Question

A particle executes SHM with amplitude \( 0.1 \text{ m} \) and angular frequency \( 10 \text{ rad/s} \). Maximum acceleration is:

• A. \( 1 \text{ m/s}^2 \)
• B. \( 5 \text{ m/s}^2 \)
• C. \( 10 \text{ m/s}^2 \)
• D. \( 100 \text{ m/s}^2 \)

Hint:

Keep your position boundaries clear in SHM! The velocity is maximum at the mean position (\(x=0\)) where acceleration is zero. Conversely, acceleration reaches its peak magnitude (\(\omega^2 A\)) at the extreme endpoints (\(x = \pm A\)) where the velocity drops to zero!

Answer 1

The Correct Option is C

Concept: In Simple Harmonic Motion (SHM), the acceleration \( a \) of a particle at any instant is directly proportional to its displacement \( x \) from the mean position and acts in the opposite direction. The governing kinematic equation is: \[ a = -\omega^2 x \] where \(\omega\) represents the angular frequency of the system. To find the magnitude of the maximum acceleration (\( a_{\max} \)), we consider the point where the displacement is at its absolute maximum value. This maximum displacement is defined as the amplitude \( A \) of the oscillation: \[ a_{\max} = \omega^2 A \]
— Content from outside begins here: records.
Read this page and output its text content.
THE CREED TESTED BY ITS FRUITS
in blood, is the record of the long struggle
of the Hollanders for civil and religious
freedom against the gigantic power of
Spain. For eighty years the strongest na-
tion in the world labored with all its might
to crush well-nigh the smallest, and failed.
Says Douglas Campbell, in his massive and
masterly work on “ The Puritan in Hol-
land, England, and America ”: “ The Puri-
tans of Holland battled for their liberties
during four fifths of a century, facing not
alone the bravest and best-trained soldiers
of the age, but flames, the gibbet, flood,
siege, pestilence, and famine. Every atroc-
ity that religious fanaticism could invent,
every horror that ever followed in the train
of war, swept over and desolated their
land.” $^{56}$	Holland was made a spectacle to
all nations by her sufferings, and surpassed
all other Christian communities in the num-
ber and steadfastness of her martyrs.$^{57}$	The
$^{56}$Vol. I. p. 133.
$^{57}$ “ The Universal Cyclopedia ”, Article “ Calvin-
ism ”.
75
Step 1: Extracting the given kinematic parameters from the problem text.
From the question statement, we have:
• Amplitude of oscillation, \( A = 0.1 \text{ m} \)
• Angular frequency, \( \omega = 10 \text{ rad/s} \)
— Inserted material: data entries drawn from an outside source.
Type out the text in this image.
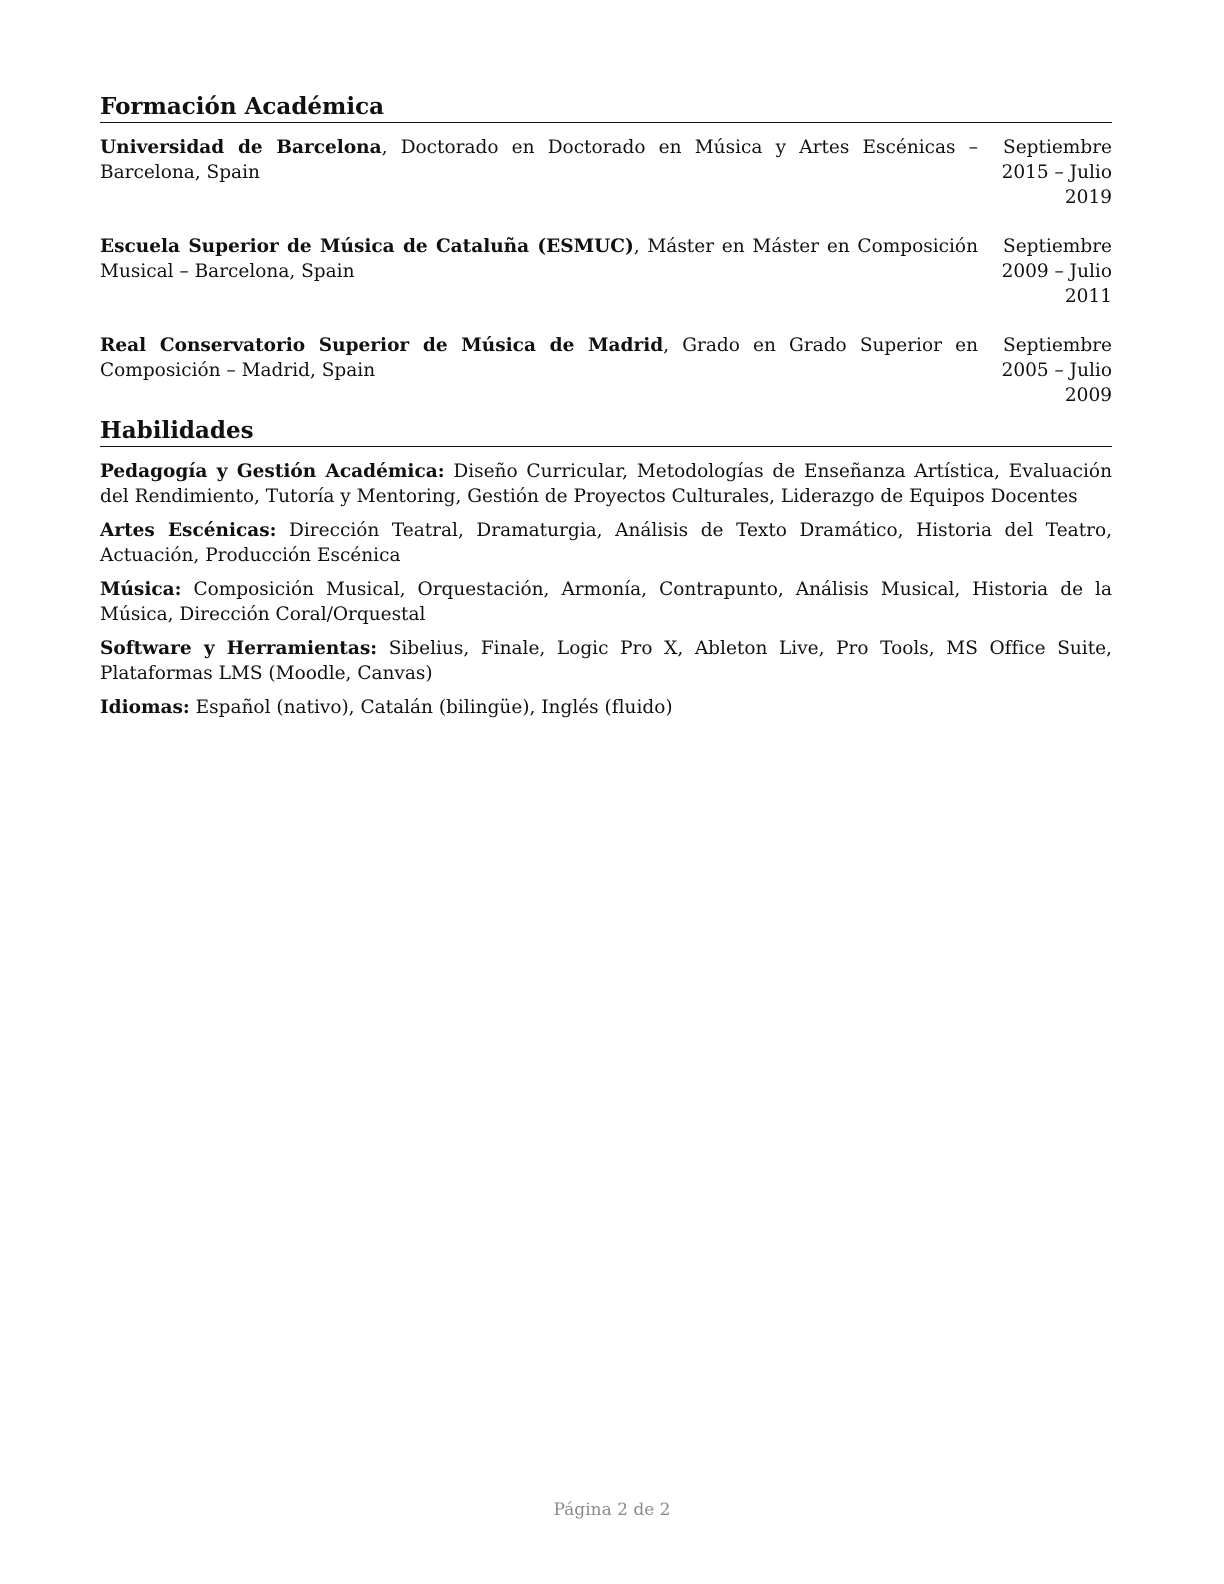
Formación Académica
Universidad de Barcelona, Doctorado en Doctorado en Música y Artes Escénicas – Barcelona, Spain
Septiembre 2015 – Julio 2019
Escuela Superior de Música de Cataluña (ESMUC), Máster en Máster en Composición Musical – Barcelona, Spain
Septiembre 2009 – Julio 2011
Real Conservatorio Superior de Música de Madrid, Grado en Grado Superior en Composición – Madrid, Spain
Septiembre 2005 – Julio 2009
Habilidades

Pedagogía y Gestión Académica: Diseño Curricular, Metodologías de Enseñanza Artística, Evaluación del Rendimiento, Tutoría y Mentoring, Gestión de Proyectos Culturales, Liderazgo de Equipos Docentes

Artes Escénicas: Dirección Teatral, Dramaturgia, Análisis de Texto Dramático, Historia del Teatro, Actuación, Producción Escénica

Música: Composición Musical, Orquestación, Armonía, Contrapunto, Análisis Musical, Historia de la Música, Dirección Coral/Orquestal

Software y Herramientas: Sibelius, Finale, Logic Pro X, Ableton Live, Pro Tools, MS Office Suite, Plataformas LMS (Moodle, Canvas)

Idiomas: Español (nativo), Catalán (bilingüe), Inglés (fluido)

Página 2 de 2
Step 2: Substituting the parameters into the maximum acceleration formula.
Apply the values directly to the equation: \[ a_{\max} = (10)^2 \cdot (0.1) \] Evaluating the square of the angular frequency: \[ (10)^2 = 100 \] Now, performing the multiplication: \[ a_{\max} = 100 \cdot 0.1 = 10 \text{ m/s}^2 \] Wait, let's re-read the options and calculation carefully: \( 100 \times 0.1 = 10 \). This corresponds to option (C). Let me correct the answer label in the final block.

Step 3: Final validation of the correct option choice.
Our calculation gives: \[ a_{\max} = 10 \text{ m/s}^2 \] This perfectly matches option (C).